Legal Practice Management Solutions believe that the research carried out by Dickinson Dees hits the right notes — good, hard evidence which makes it easier to prompt discussions between clients and lawyers, in a defined age bracket, regarding their wider legal needs.
The research carried out by Dickinson Dees has revealed that nearly two million homeowners in Britain aged 35-54 fully expect to have to sell their home during their retirement to meet the care costs if they or their partner were to become infirm.
Based on a study of almost 4,500 adults, the research has led Nicholas Payne, a solicitor at Dickinson Dees, to urge families to talk about the issue of future care so they can take pre-emptive action.
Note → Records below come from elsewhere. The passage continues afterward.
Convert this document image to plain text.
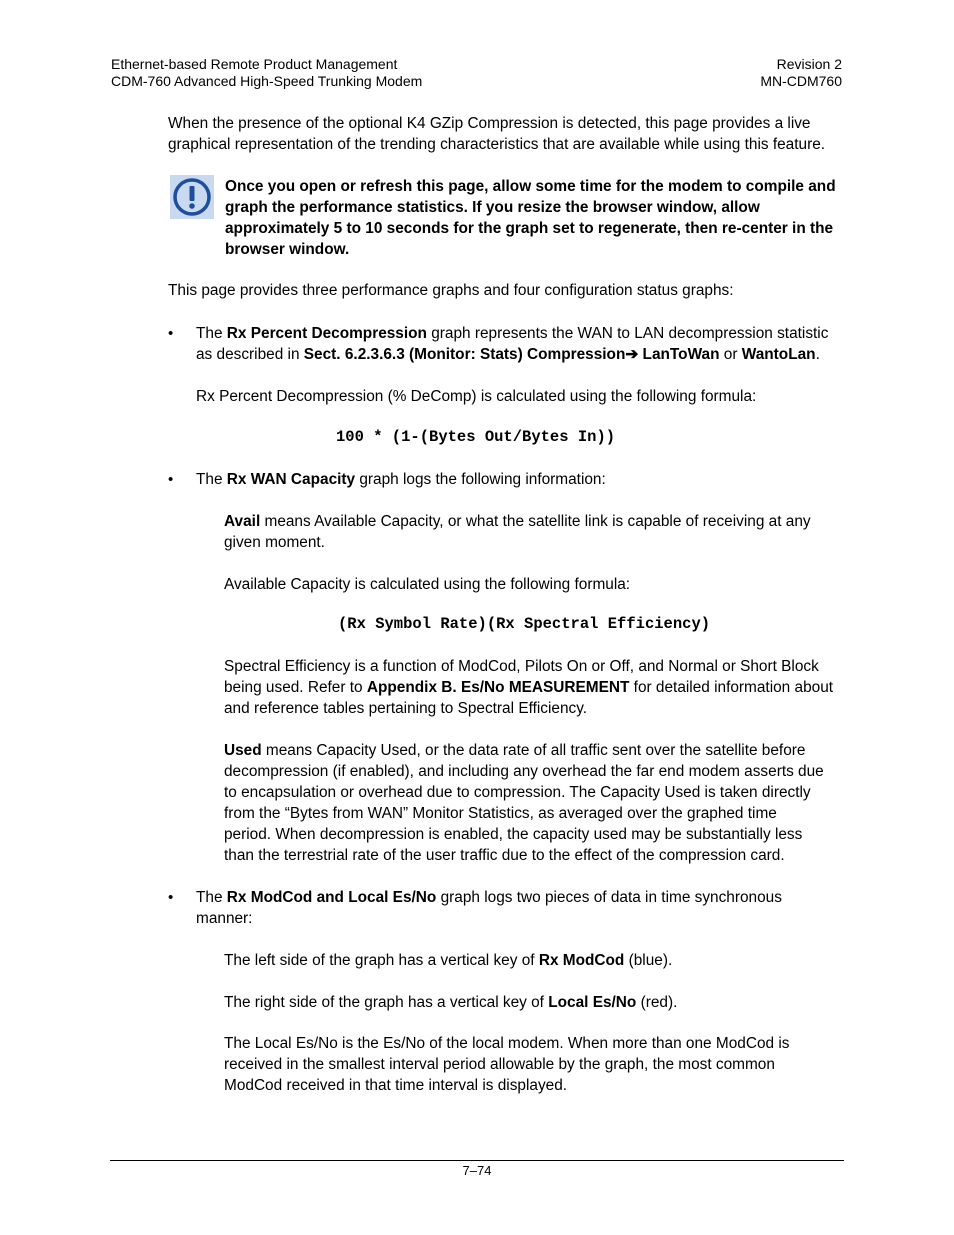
Ethernet-based Remote Product Management
CDM-760 Advanced High-Speed Trunking Modem
Revision 2
MN-CDM760
When the presence of the optional K4 GZip Compression is detected, this page provides a live
graphical representation of the trending characteristics that are available while using this feature.
Once you open or refresh this page, allow some time for the modem to compile and
graph the performance statistics. If you resize the browser window, allow
approximately 5 to 10 seconds for the graph set to regenerate, then re-center in the
browser window.
This page provides three performance graphs and four configuration status graphs:
•	The Rx Percent Decompression graph represents the WAN to LAN decompression statistic
as described in Sect. 6.2.3.6.3 (Monitor: Stats) Compression➔ LanToWan or WantoLan.
Rx Percent Decompression (% DeComp) is calculated using the following formula:
100 * (1-(Bytes Out/Bytes In))
•	The Rx WAN Capacity graph logs the following information:
Avail means Available Capacity, or what the satellite link is capable of receiving at any
given moment.
Available Capacity is calculated using the following formula:
(Rx Symbol Rate)(Rx Spectral Efficiency)
Spectral Efficiency is a function of ModCod, Pilots On or Off, and Normal or Short Block
being used. Refer to Appendix B. Es/No MEASUREMENT for detailed information about
and reference tables pertaining to Spectral Efficiency.
Used means Capacity Used, or the data rate of all traffic sent over the satellite before
decompression (if enabled), and including any overhead the far end modem asserts due
to encapsulation or overhead due to compression. The Capacity Used is taken directly
from the “Bytes from WAN” Monitor Statistics, as averaged over the graphed time
period. When decompression is enabled, the capacity used may be substantially less
than the terrestrial rate of the user traffic due to the effect of the compression card.
•	The Rx ModCod and Local Es/No graph logs two pieces of data in time synchronous
manner:
The left side of the graph has a vertical key of Rx ModCod (blue).
The right side of the graph has a vertical key of Local Es/No (red).
The Local Es/No is the Es/No of the local modem. When more than one ModCod is
received in the smallest interval period allowable by the graph, the most common
ModCod received in that time interval is displayed.
7–74
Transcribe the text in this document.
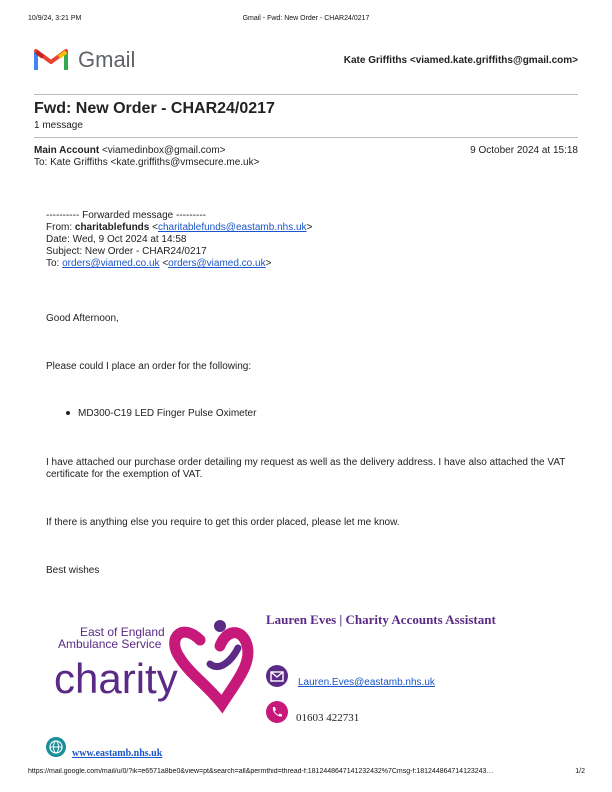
10/9/24, 3:21 PM	Gmail - Fwd: New Order - CHAR24/0217
Gmail	Kate Griffiths <viamed.kate.griffiths@gmail.com>
Fwd: New Order - CHAR24/0217
1 message
Main Account <viamedinbox@gmail.com>	9 October 2024 at 15:18
To: Kate Griffiths <kate.griffiths@vmsecure.me.uk>
---------- Forwarded message ---------
From: charitablefunds <charitablefunds@eastamb.nhs.uk>
Date: Wed, 9 Oct 2024 at 14:58
Subject: New Order - CHAR24/0217
To: orders@viamed.co.uk <orders@viamed.co.uk>
Good Afternoon,
Please could I place an order for the following:
MD300-C19 LED Finger Pulse Oximeter
I have attached our purchase order detailing my request as well as the delivery address. I have also attached the VAT certificate for the exemption of VAT.
If there is anything else you require to get this order placed, please let me know.
Best wishes
East of England
Ambulance Service
charity
Lauren Eves | Charity Accounts Assistant
Lauren.Eves@eastamb.nhs.uk
01603 422731
www.eastamb.nhs.uk
https://mail.google.com/mail/u/0/?ik=e6571a8be0&view=pt&search=all&permthid=thread-f:1812448647141232432%7Cmsg-f:181244864714123243…	1/2
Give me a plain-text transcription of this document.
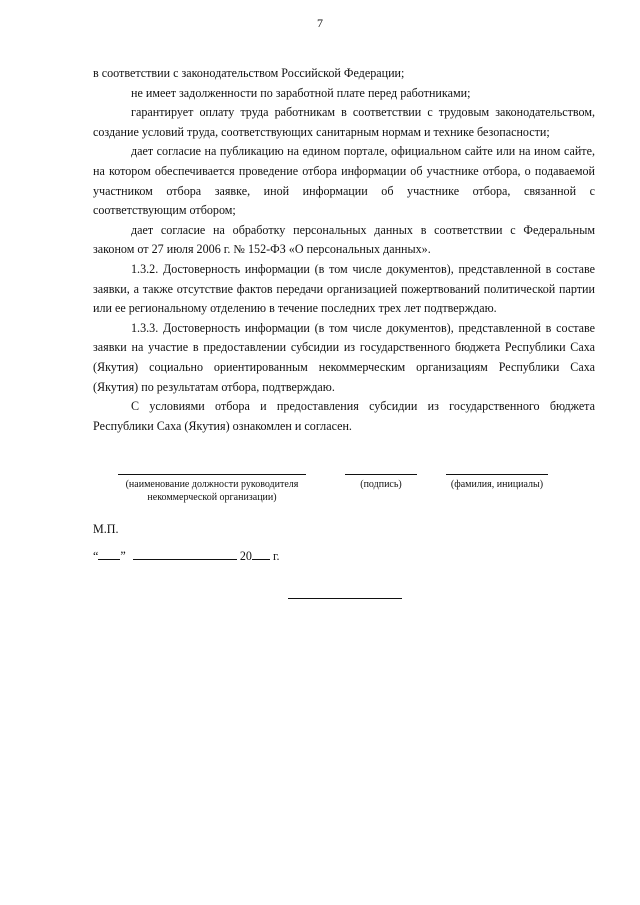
7

в соответствии с законодательством Российской Федерации;

не имеет задолженности по заработной плате перед работниками;

гарантирует оплату труда работникам в соответствии с трудовым законодательством, создание условий труда, соответствующих санитарным нормам и технике безопасности;

дает согласие на публикацию на едином портале, официальном сайте или на ином сайте, на котором обеспечивается проведение отбора информации об участнике отбора, о подаваемой участником отбора заявке, иной информации об участнике отбора, связанной с соответствующим отбором;

дает согласие на обработку персональных данных в соответствии с Федеральным законом от 27 июля 2006 г. № 152-ФЗ «О персональных данных».

1.3.2. Достоверность информации (в том числе документов), представленной в составе заявки, а также отсутствие фактов передачи организацией пожертвований политической партии или ее региональному отделению в течение последних трех лет подтверждаю.

1.3.3. Достоверность информации (в том числе документов), представленной в составе заявки на участие в предоставлении субсидии из государственного бюджета Республики Саха (Якутия) социально ориентированным некоммерческим организациям Республики Саха (Якутия) по результатам отбора, подтверждаю.

С условиями отбора и предоставления субсидии из государственного бюджета Республики Саха (Якутия) ознакомлен и согласен.

(наименование должности руководителя некоммерческой организации)
(подпись)	(фамилия, инициалы)
М.П.
“ ”	20 г.
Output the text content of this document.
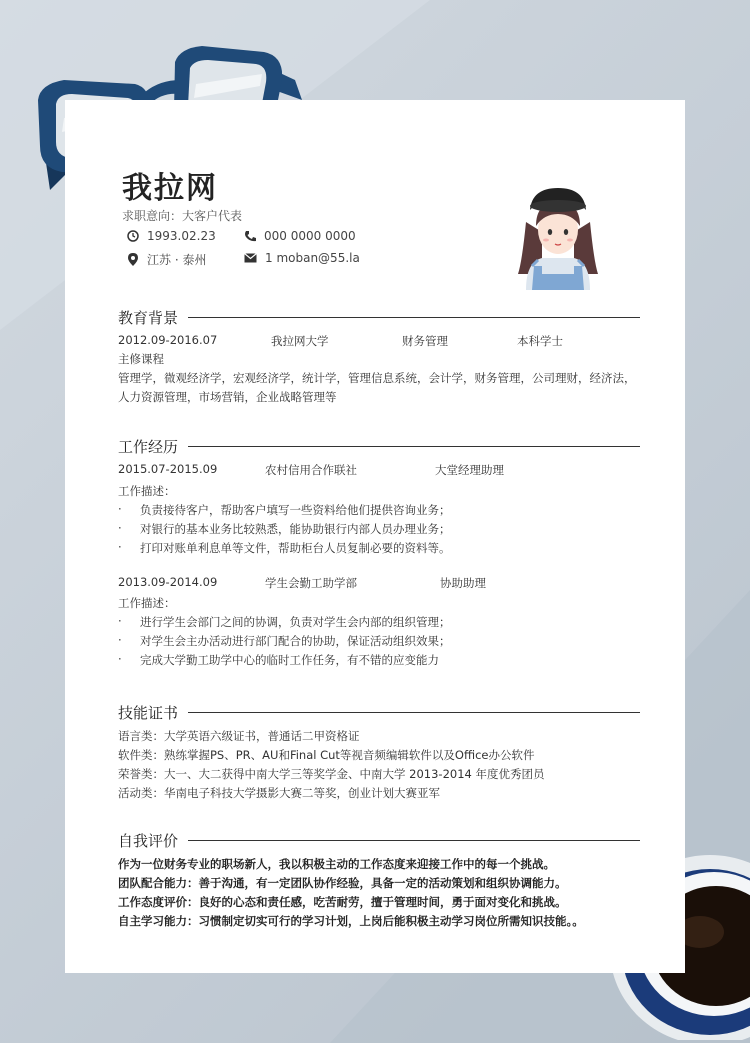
我拉网
求职意向：大客户代表
1993.02.23	000 0000 0000
江苏 · 泰州	1 moban@55.la
教育背景
2012.09-2016.07	我拉网大学	财务管理	本科学士
主修课程
管理学，微观经济学，宏观经济学，统计学，管理信息系统，会计学，财务管理，公司理财，经济法，
人力资源管理，市场营销，企业战略管理等
工作经历
2015.07-2015.09	农村信用合作联社	大堂经理助理
工作描述：
· 负责接待客户，帮助客户填写一些资料给他们提供咨询业务；
· 对银行的基本业务比较熟悉，能协助银行内部人员办理业务；
· 打印对账单利息单等文件，帮助柜台人员复制必要的资料等。
2013.09-2014.09	学生会勤工助学部	协助助理
工作描述：
· 进行学生会部门之间的协调，负责对学生会内部的组织管理；
· 对学生会主办活动进行部门配合的协助，保证活动组织效果；
· 完成大学勤工助学中心的临时工作任务，有不错的应变能力
技能证书
语言类：大学英语六级证书，普通话二甲资格证
软件类：熟练掌握PS、PR、AU和Final Cut等视音频编辑软件以及Office办公软件
荣誉类：大一、大二获得中南大学三等奖学金、中南大学 2013-2014 年度优秀团员
活动类：华南电子科技大学摄影大赛二等奖，创业计划大赛亚军
自我评价
作为一位财务专业的职场新人，我以积极主动的工作态度来迎接工作中的每一个挑战。
团队配合能力：善于沟通，有一定团队协作经验，具备一定的活动策划和组织协调能力。
工作态度评价：良好的心态和责任感，吃苦耐劳，擅于管理时间，勇于面对变化和挑战。
自主学习能力：习惯制定切实可行的学习计划，上岗后能积极主动学习岗位所需知识技能。。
He said:
“Our study reveals that more than half the British population believe the government should be picking up the bill for care costs for the elderly although it is most unlikely that they will: either in the short or long term. The stark reality is nearly half (44%) of Great Britain’s middle aged homeowners expect to lose their home if they have to foot the bill themselves.”
“Families need to break the taboo of silence on infirmity and mortality that currently leads to two generations being robbed of a pleasant retirement, replacing it with the misery of a battle to meet escalating care costs. Plans need to be drawn up when people reach retirement, not once they are already drifting into infirmity and the risk of health problems.”